Tessa pulled two tiny shopping bags from within her bigger one. “Merry Christmas,” she announced to her partners. “Don’t open these until tomorrow, okay? It’s a rule in my house—no gifts early.”
“Promise,” said Ama.
“Scout’s honor,” said Natalie, holding up three fingers in salute.
Tessa glanced around. “I guess if nothing’s happening here, I’ll just go home and pack,” she said.
“Good idea,” said Natalie. “Beat the holiday traffic.”
“No sense in hanging around, is there?” said Tessa, who was still lingering in one spot. Ama and Na
talie exchanged glances.
Tessa sighed. “All right,” she said. “I know he’s not here today. He won’t be back until after the holidays, and I’ll be fine. Even if he’s… dating Mac… I’ll be fine. He’s my friend, and my business partner, and I know how to be mature about this. I am a reformed romantic, after all. I just kind of… had a misstep.”

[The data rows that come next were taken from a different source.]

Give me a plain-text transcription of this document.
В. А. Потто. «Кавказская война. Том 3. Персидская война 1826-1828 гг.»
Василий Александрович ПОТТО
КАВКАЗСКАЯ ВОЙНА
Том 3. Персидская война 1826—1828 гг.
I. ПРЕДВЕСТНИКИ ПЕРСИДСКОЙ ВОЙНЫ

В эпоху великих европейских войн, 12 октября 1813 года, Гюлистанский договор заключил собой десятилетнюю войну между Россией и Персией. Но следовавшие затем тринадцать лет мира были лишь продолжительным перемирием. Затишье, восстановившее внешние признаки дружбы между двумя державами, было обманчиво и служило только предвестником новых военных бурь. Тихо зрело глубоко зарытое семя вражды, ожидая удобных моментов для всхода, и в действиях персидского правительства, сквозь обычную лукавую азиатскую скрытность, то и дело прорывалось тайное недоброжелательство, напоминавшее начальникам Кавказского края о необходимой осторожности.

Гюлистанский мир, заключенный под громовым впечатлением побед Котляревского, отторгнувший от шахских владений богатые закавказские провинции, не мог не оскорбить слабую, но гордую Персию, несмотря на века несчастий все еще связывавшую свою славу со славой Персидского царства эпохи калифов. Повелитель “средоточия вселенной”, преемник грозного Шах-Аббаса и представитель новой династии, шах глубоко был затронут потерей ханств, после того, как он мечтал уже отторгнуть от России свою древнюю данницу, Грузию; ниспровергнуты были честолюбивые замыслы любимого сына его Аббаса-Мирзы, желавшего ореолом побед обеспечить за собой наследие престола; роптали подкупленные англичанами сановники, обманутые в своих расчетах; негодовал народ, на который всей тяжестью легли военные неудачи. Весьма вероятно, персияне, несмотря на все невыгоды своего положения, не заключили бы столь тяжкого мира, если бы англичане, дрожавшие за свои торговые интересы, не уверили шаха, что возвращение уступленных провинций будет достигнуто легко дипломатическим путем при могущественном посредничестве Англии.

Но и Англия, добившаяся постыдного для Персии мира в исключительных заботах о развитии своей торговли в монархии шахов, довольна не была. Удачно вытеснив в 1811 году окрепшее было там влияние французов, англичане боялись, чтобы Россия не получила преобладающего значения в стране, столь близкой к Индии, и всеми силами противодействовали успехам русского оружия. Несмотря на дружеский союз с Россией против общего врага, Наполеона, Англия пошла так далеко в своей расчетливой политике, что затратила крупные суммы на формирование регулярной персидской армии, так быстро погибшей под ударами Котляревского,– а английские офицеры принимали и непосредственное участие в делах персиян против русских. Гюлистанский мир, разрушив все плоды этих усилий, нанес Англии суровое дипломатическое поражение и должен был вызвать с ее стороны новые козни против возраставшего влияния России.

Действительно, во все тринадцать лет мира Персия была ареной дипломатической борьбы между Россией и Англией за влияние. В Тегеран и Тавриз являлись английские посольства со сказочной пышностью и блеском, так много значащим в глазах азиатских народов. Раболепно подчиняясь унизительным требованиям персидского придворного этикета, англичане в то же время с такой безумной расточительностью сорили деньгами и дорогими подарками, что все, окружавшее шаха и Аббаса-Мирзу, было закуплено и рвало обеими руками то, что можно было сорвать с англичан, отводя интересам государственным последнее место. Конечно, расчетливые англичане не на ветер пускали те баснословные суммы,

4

“Come here.” Natalie opened her arms and motioned Tessa forward.
“I’m all right.”
“I know, but come here anyway,” said Natalie. “You too, Ama. Reel it in. This is the last time we’ll see each other this year.” She put her arms around Tessa’s shoulders and Ama’s, the sleeve of Tessa’s shirt sliding around the back of Natalie’s sweater in return. Ama squeezed them both closer in the group hug, until a giggle escaped Tessa.
“That’s enough,” said Tessa, breaking the circle a moment later. “I have to go, and you both have plans for today, too. So I’ll see you in a week, right?”
“A week,” said Ama.
“When we’re all living out our New Year’s resolution to give up chocolate and sugar,” said Natalie, who rummaged through her shopping bag, handing Tessa a box of truffles trimmed with a Christmas bow. “It’s insane how many calories are in a chocolate truffle. And when I think of my mom’s cream cake slices topped with those white chocolate ones—”
“Do you know how many cups of cocoa I drink during Christmas week?” asked Ama, echoing Natalie’s dismay. “It’s, like, a whole day’s calories when you add in the marshmallows.”
Tessa lifted her coat and scarf, and her shopping bags from the foyer. From the pocket of her coat, she slipped another package wrapped in holiday paper. She placed it near the back of the tree, hiding its tag from sight so the girls wouldn’t see the capital ‘B’ at the beginning of the recipient’s name. It was just a Christmas present to a friend, and there was a strong chance Blake would never notice it when he stopped by to collect his tools… but it wouldn’t do to have them thinking it was a desperate gesture on her part. It wasn’t as if a silly handyman-themed silk tie would make him see her differently.